Exploring the evidence that the works of Shakespeare were written by Edward de Vere, 17th Earl of Oxford

Stritmatter Book on Oxford’s Poems Published by SOF

First in New Scholarly Book Series

At a time of year when the Shakespeare establishment commemorates the life of a man from Stratford-upon-Avon who cannot be proved to have ever attended a school, written a letter, or owned a book, the Shakespeare Oxford Fellowship is celebrating the life and poetry of Edward de Vere, 17th Earl of Oxford (1550–1604), a man with a far stronger claim to have been the author “Shakespeare.”

The Poems of Edward de Vere, 17th Earl of Oxford … and the Shakespeare Question, Volume I: He That Takes the Pain to Pen the Book, is the first in a series of books published by the Shakespeare Oxford Fellowship on the authorship question, edited by Roger Stritmatter, Ph.D., Professor of Humanities at Coppin State University in Baltimore. Professor Stritmatter previewed the book at the October 2018 SOF conference in Oakland, California.

The book series honors and perpetuates the “Brief Chronicles” title of the former annual scholarly journal of that name, also edited by Professor Stritmatter. This first book compares de Vere’s early known and suspected poetry to the works published under the name “William Shakespeare.” The study was launched in a preliminary online version published on the SOF website in June 2018. (Update: This study has since developed into a multi-volume scholarly opus. Volume I, He That Takes the Pain to Pen the Book, will be revised and republished, along with additional volumes, during 2021.)

Following the de Vere poetry study, the next book in the Brief Chronicles series will be The Shakespeare Authorship Sourcebook: A Workbook for Educators and Students. (Update: Advance copies of this book were distributed to educators at the National Council of Teachers of English (NCTE) convention in Baltimore in November 2019. The book is being revised and prepared for general publication during 2021.)

The new book is the first scholarly printed edition in modern times of this greatly under-appreciated body of Elizabethan poetry. It contests the popular misconception of de Vere as an “intellectual lightweight,” “monstrous adversary,” and rotten poet. On the contrary, closely examined, he emerges as a deeply original poetic voice. The foremost 19th century British literary scholar, Alexander Grosart, declared in 1872 that an “unlifted shadow … lies over his memory.”
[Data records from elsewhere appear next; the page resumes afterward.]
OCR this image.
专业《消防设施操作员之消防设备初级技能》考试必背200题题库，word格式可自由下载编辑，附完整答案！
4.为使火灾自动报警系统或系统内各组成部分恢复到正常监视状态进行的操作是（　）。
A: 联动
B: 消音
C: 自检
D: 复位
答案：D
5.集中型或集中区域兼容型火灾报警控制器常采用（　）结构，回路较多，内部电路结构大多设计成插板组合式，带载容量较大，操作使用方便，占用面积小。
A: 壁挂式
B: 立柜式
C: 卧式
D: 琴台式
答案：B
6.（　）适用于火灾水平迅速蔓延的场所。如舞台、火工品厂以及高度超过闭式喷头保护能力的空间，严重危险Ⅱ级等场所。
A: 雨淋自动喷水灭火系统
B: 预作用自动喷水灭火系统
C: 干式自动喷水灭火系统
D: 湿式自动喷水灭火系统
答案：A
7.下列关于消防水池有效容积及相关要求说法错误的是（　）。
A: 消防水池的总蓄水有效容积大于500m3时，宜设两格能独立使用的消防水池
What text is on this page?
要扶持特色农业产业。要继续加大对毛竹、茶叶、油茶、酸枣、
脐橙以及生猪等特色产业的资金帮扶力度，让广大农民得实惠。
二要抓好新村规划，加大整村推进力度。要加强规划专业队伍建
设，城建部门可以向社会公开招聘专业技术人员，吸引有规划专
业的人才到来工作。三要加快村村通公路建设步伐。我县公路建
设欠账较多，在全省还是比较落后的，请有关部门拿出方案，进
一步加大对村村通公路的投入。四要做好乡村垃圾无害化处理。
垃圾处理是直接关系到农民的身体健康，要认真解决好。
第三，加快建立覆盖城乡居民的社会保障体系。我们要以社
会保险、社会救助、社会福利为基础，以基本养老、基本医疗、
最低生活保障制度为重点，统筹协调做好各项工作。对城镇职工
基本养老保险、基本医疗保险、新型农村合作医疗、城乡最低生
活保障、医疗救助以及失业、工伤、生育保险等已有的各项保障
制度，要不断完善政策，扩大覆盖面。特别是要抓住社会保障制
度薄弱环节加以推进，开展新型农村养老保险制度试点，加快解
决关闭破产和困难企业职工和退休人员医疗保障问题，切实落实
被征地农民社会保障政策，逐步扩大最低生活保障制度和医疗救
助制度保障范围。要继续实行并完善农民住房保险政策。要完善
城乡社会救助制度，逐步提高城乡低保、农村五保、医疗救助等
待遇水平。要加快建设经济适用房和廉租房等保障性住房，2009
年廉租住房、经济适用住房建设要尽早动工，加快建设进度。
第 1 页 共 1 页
This comparative study of de Vere’s place in the development of Elizabethan poetics makes it apparent that by a very early date, the young earl was anticipating what “Shakespeare” would later do. He pioneered techniques, modes of inquiry, topics, themes, motifs, vocabulary, figures of speech, and diction later recurrent in the works of Shakespeare, which only started to appear in print some years later during the 1590s. The range and variety of these parallelisms are sampled in detailed notes that walk the reader through this collection of 21 fascinating poems confidently attributed to de Vere and another 11 poems possibly written by him.

Professor Stritmatter has published numerous articles in peer reviewed journals of literary studies, psychoanalysis, anthropology, and forensic studies. His groundbreaking 2001 University of Massachusetts dissertation, on correlations between Biblical passages referenced in Shakespeare’s works and de Vere’s handwritten notations in his Geneva Bible, earned him the first-ever Ph.D. awarded for the study of the Shakespeare authorship question. His work was featured in a February 10, 2002, New York Times article by William S. Niederkorn. The 2017 fourth edition of the Index to Oxfordian Publications identifies 116 articles by him, more than twenty in peer-reviewed academic journals, including The Shakespeare Yearbook, Review of English Studies, Notes and Queries, and the Scandinavian Psychoanalytic Review. He is the author, with award-winning writer Lynne Kositsky, of On the Date, Sources and Design of Shakespeare’s The Tempest (McFarland, 2013), and, with Alexander Waugh, The New Shakespeare Allusion Book (forthcoming 2020). He has appeared in two Shakespeare authorship documentaries, Last Will. & Testament (2012) and Nothing Is Truer Than Truth (2018).